Last Thursday, UCT’s Convocation, the body comprising all alumni and academic staff, passed a vote overwhelmingly in favour (40 votes in favour and 8 against) of our motion calling for divestment from fossil fuels, and amendment calling for UCT to lead a coalition for divestment in South Africa.
Convocation is, in theory, a body comprised of over 170,000 living UCT graduates all around the world. In practice, around 70 people attended last week’s meeting. (Not surprisingly, the first motion of the evening proposed that the absent thousands should be able to participate via videoconferencing and electronic voting.)
In 2017, our first motion to Convocation passed overwhelmingly; you can read it here. (These motions are non-binding, which rather begs the question why they are held at all.)
Our motion last week noted that the climate emergency is accelerating, yet UCT has still not acted decisively:
It is now six years since the Fossil Free UCT campaign first called on the university to phase out over five years all investments in coal, oil and gas – fossil fuels – that are the leading cause of deadly climate breakdown. In those six years, the global fossil fuel divestment movement has grown from a handful of institutions to well over a thousand, including New York, Paris, London, our own city of Cape Town; a whole country, Ireland; and half of all British universities. Most have continued to get the same or better returns on their investments. The university has made some progress, it has appointed an ethical investment task team, and then a responsible investment panel which is now meeting just four times a year. The new Vice Chancellor has appointed a campus sustainability officer. This is good. But it is nodding to trends, it is not leading, not yet.
We asked the Vice Chancellor, Council, the University Panel on Responsible Investment, and the Joint Investment Committee to commit at last to real leadership on climate change, that is:
- to become the first South African and African university to commit loudly and publicly to fossil fuel divestment,
- to publicly disclose fossil fuel investments by UCT and the UCT Foundation by the end of January 2020,
- to commit to phasing out at least 80% of all equity investments in fossil fuels by the end of 2020,
- and to report on progress towards this goal at next year’s Convocation.
In seconding the motion, we also asked the Vice Chancellor to help lead a Climate Emergency Divest Invest Coalition amongst SA universities and foundations:
Please commit R300 million, less than 10% of the current endowment, to seeding a new fossil-free ethical fund.
Further, in your capacity as a beneficiary of the UCT Retirement Fund, ask Professor Philip de Jager and his fellow trustees to give very serious consideration to supporting this initiative, maybe using 3% (just 3%) of the C Portfolio.
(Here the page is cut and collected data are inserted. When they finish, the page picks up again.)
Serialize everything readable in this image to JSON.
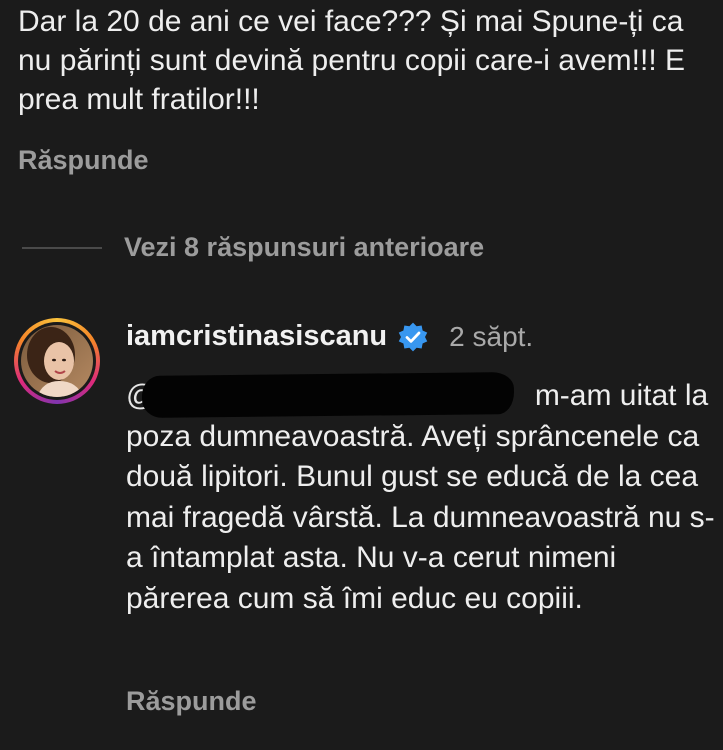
{
  "previous_comment": {
    "text": "Dar la 20 de ani ce vei face??? Și mai Spune-ți ca nu părinți sunt devină pentru copii care-i avem!!! E prea mult fratilor!!!",
    "reply_label": "Răspunde"
  },
  "view_replies": {
    "label": "Vezi 8 răspunsuri anterioare"
  },
  "comment": {
    "username": "iamcristinasiscanu",
    "time": "2 săpt.",
    "mention_prefix": "@",
    "body": "m-am uitat la poza dumneavoastră. Aveți sprâncenele ca două lipitori. Bunul gust se educă de la cea mai fragedă vârstă. La dumneavoastră nu s-a întamplat asta. Nu v-a cerut nimeni părerea cum să îmi educ eu copiii.",
    "reply_label": "Răspunde",
    "verified_color": "#3897f0"
  },
  "colors": {
    "background": "#1b1b1b",
    "text": "#eeeeee",
    "muted": "#9c9c9c"
  },
  "icons": {
    "verified": "verified-badge-icon",
    "avatar": "profile-avatar"
  }
}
Then please call your peers at Wits and UWC and Stellenbosch and UKZN and say, we as UCT are now committing to seeding at least one very low carbon investment fund – but we’d like to go a step further and unite to pool R1 billion from our respective endowments and any visionary RFs to seed-fund three or four climate-friendly ESG funds.
Use the stature of your office and profile at a public event to extend the challenge to SA philanthropies, estimated to hold between them anything up to R30 billion. Challenge them to pledge 5% of their respective portfolios to low/no-carbon and renewable energy investments. And then put out a general call to SA asset managers challenging them to compete for a slice of the resulting capital pool. Let’s seed not just one, but several competing funds. If we do this collaboratively, we can do it with very little risk to individual institutions. Further diversifying investment strategies reduces overall portfolio risk.
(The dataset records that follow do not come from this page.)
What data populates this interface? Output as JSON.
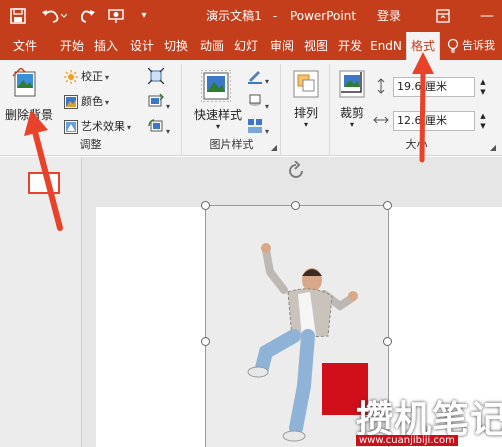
{
  "titlebar": {
    "doc_title": "演示文稿1",
    "separator": "-",
    "app_name": "PowerPoint",
    "login": "登录"
  },
  "tabs": [
    "文件",
    "开始",
    "插入",
    "设计",
    "切换",
    "动画",
    "幻灯",
    "审阅",
    "视图",
    "开发",
    "EndN",
    "格式"
  ],
  "tell_me": "告诉我",
  "ribbon": {
    "remove_bg": "删除背景",
    "corrections": "校正",
    "color": "颜色",
    "artistic": "艺术效果",
    "adjust_group": "调整",
    "quick_styles": "快速样式",
    "picture_styles_group": "图片样式",
    "arrange": "排列",
    "crop": "裁剪",
    "height_value": "19.6",
    "height_unit": "厘米",
    "width_value": "12.6",
    "width_unit": "厘米",
    "size_group": "大小"
  },
  "watermark": {
    "text": "攒机笔记",
    "url": "www.cuanjibiji.com"
  },
  "colors": {
    "accent": "#c43e1c",
    "arrow": "#e8432a"
  }
}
This is the opportunity for transformational leadership that lies in front of this university.
We are able and willing to offer support to your office in administering the roll-out of this strategy; a strategy for implementing an investment thesis that is in line with the ethos of this Institution.
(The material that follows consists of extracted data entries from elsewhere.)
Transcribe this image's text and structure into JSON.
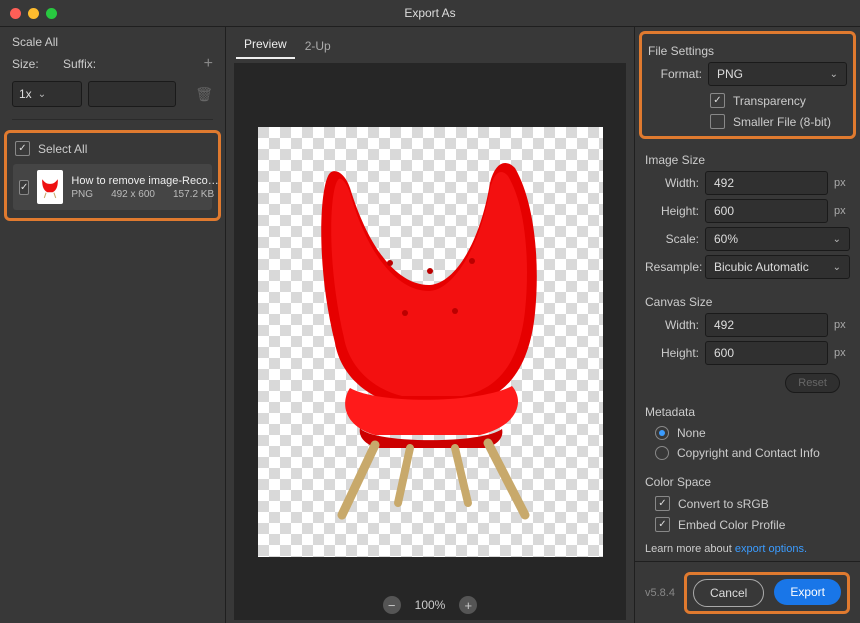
{
  "window": {
    "title": "Export As"
  },
  "scale_all": {
    "heading": "Scale All",
    "size_label": "Size:",
    "suffix_label": "Suffix:",
    "size_value": "1x"
  },
  "assets": {
    "select_all_label": "Select All",
    "item": {
      "name": "How to remove image-Recovered",
      "format": "PNG",
      "dimensions": "492 x 600",
      "filesize": "157.2 KB"
    }
  },
  "tabs": {
    "preview": "Preview",
    "two_up": "2-Up"
  },
  "zoom": {
    "percent": "100%"
  },
  "file_settings": {
    "title": "File Settings",
    "format_label": "Format:",
    "format_value": "PNG",
    "transparency_label": "Transparency",
    "smaller_label": "Smaller File (8-bit)"
  },
  "image_size": {
    "title": "Image Size",
    "width_label": "Width:",
    "width_value": "492",
    "height_label": "Height:",
    "height_value": "600",
    "scale_label": "Scale:",
    "scale_value": "60%",
    "resample_label": "Resample:",
    "resample_value": "Bicubic Automatic",
    "unit": "px"
  },
  "canvas_size": {
    "title": "Canvas Size",
    "width_label": "Width:",
    "width_value": "492",
    "height_label": "Height:",
    "height_value": "600",
    "unit": "px",
    "reset": "Reset"
  },
  "metadata": {
    "title": "Metadata",
    "none": "None",
    "contact": "Copyright and Contact Info"
  },
  "color_space": {
    "title": "Color Space",
    "convert": "Convert to sRGB",
    "embed": "Embed Color Profile"
  },
  "learn": {
    "prefix": "Learn more about ",
    "link": "export options."
  },
  "footer": {
    "version": "v5.8.4",
    "cancel": "Cancel",
    "export": "Export"
  }
}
Why is it so crucial that UCT and other South African universities and foundation divest?
Human beings mostly do not form their opinions by reading the latest journal articles. When an institution, like UCT (and others), that researches the climate emergency, does not act as if there is an emergency, it sends a subliminal signal to the rest of society that there is nothing really to worry about. Surely, our unconscious logic tells us, if there’s no sign of panic from the experts at UCT, then there’s no real need to panic.
For a climate research institution like the University of Cape Town to continue investing in fossil fuels is rather like a doctor smoking in front of patients; it is a particularly destructive example of treating dangerous behaviour as normal.
You can read the full text of our proposed motion, with our amendment, and an amendment made by another member of Convocation calling for campus to become carbon-neutral by 2030, here.
Though we were pleased that our vote passed, it was unfortunately our impression that the motion made little impression on the university authorities. We will not be waiting another two years to propose another motion on divestment, but will be pushing UCT hard in the New Year to listen to the voice of Convocation (and we have little doubt that were the university to electronically extend voting rights to all of Convocation, we would still win).